"Do you wish me to go, father?" she asked at length.
"You are eighteen. It is time you saw the world, time you learned the ways of other people. But the journey is hard. I may not see you again for some years. You go among strangers."
He fell silent again. Motionless he had been, except for the mumbling of his lips beneath his beard.
"It shall be just as you wish," he added a moment later.
At once a conflict arose in the girl's mind between her restless dreams and her affections. But beneath all the glitter of the question there was really nothing to take her out. Here was her father, here were the things she loved; yonder was novelty—and loneliness.
Her existence at Conjuror's House was perhaps a little complex, but it was familiar. She knew the people, and she took a daily and unwearying delight in the kindness and simplicity of their bearing toward herself. Each detail of life came to her in the round of habit, wearing the garment of accustomed use. But of the world she knew nothing except what she had been able to body forth from her reading, and that had merely given her imagination something tangible with which to feed her self-distrust.
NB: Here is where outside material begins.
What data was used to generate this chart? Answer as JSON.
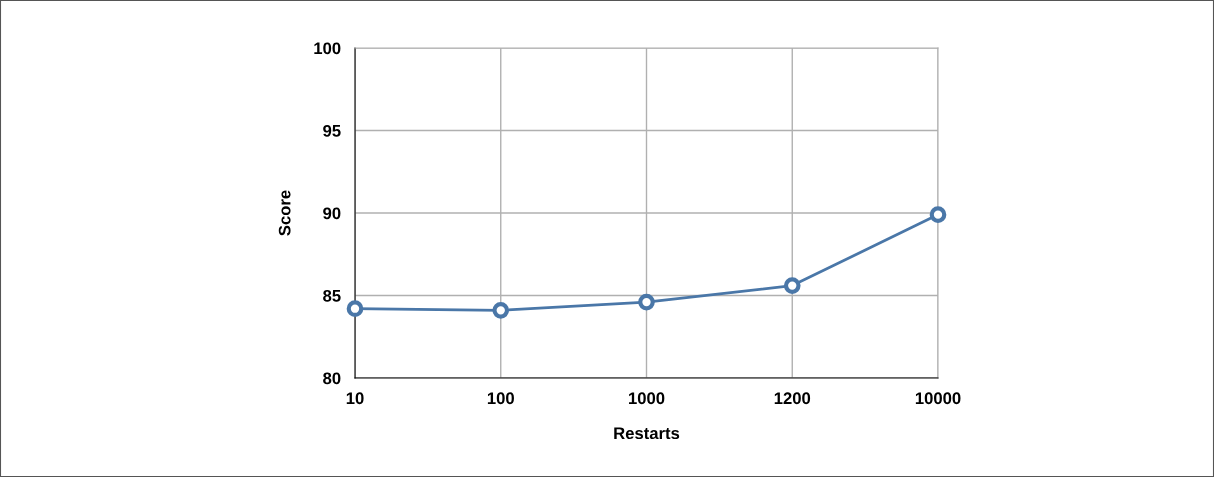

"Must I decide at once?" she asked.
"If you go this year, it must be with the Abitibi brigade. You have until then."
"Thank you, father." said the girl, sweetly.
The shadows stole their surroundings one by one, until only the bright silver of the tea-service, and the glitter of polished wood, and the square of the open door remained. Galen Albret became an inert dark mass. Virginia's gray was lost in that of the twilight.